The initiative was launched as a platform to highlight and collaborate on projects with emerging Malaysian talent and, to that end, Lau and Khabir were mentored by prominent artist Yau Bee Ling.
Lau’s “Diary of a Journey” is an autobiographical journal that stemmed from a recent life-altering experience. Diagnosed with stage-3 nasopharyngeal cancer, what followed was an emotional rollercoaster ride of “isolation, pressure and tension, a hiatus from work, and repeated visits to the hospital”.
She uses materials such as rubber hair grips, metal clothespins, carvings of tree branches, and X-ray scans in an effort to convey her story.

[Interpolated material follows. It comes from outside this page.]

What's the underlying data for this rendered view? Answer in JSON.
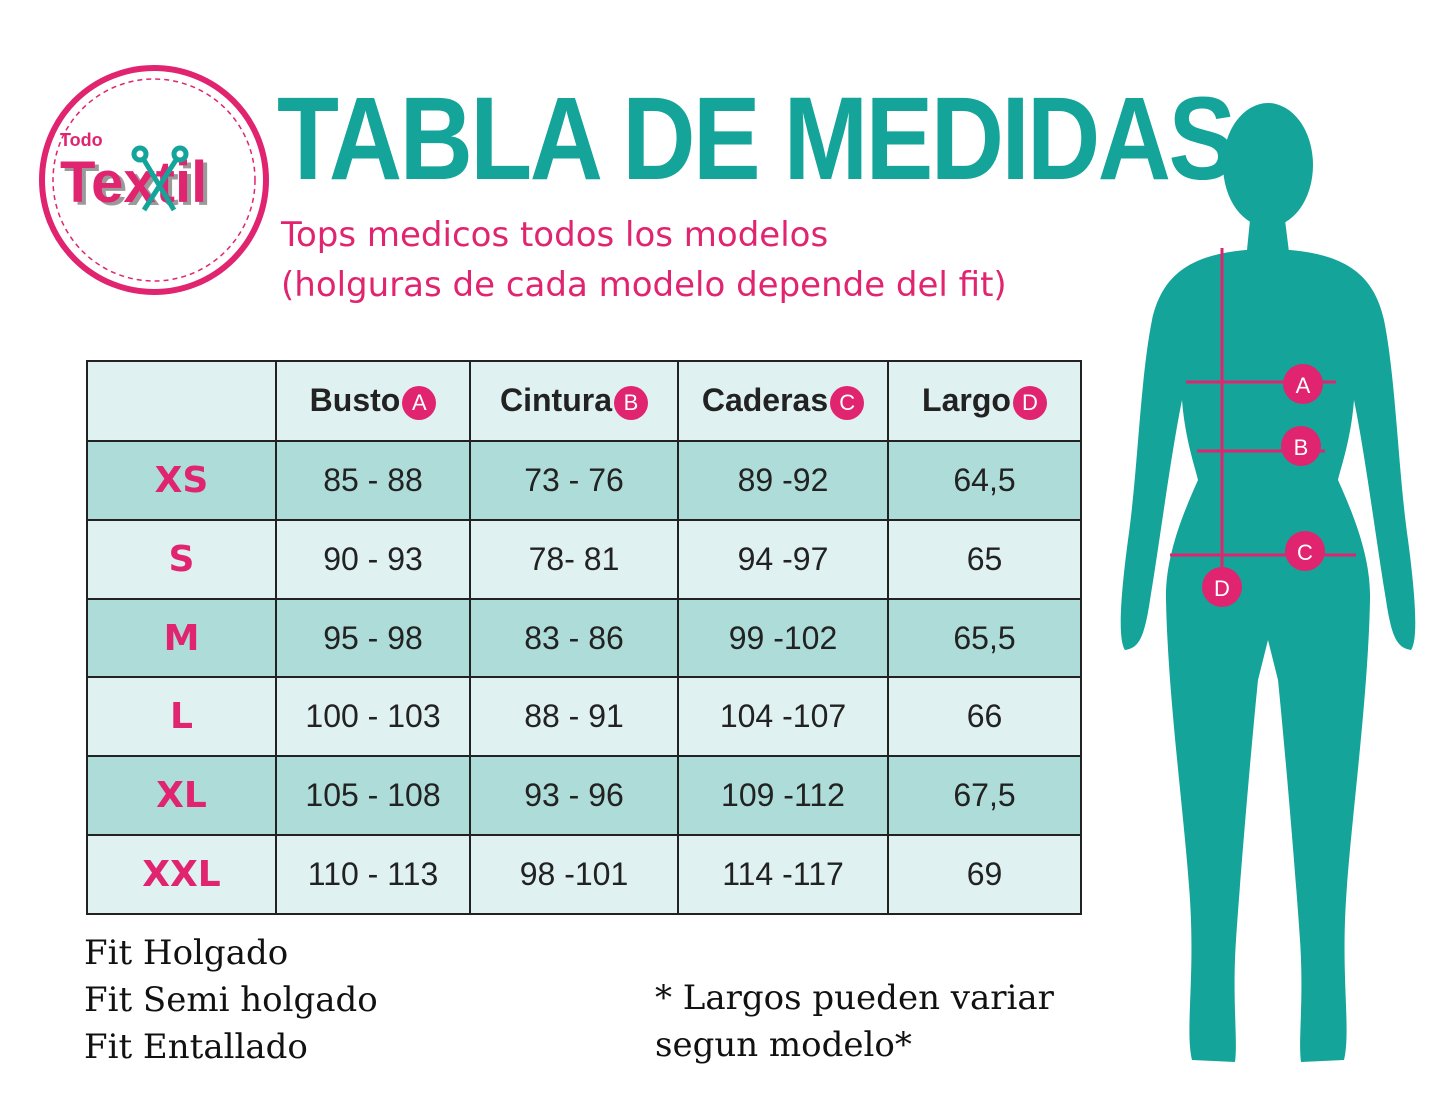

Khabir’s “Inter-Connectivity”, on the other hand, uses soil and other seemingly ordinary materials to express his understanding of physics and Nusantara (archipelagic) cosmology.
“The scope of my work is deeply embedded in the idea that soil becomes a common denominator that binds us all to the motherland, the ‘akar bumi’ (root of the earth) that shows what being human is about,” he said.
“We are intrinsically linked because of our ability to love and empathise.”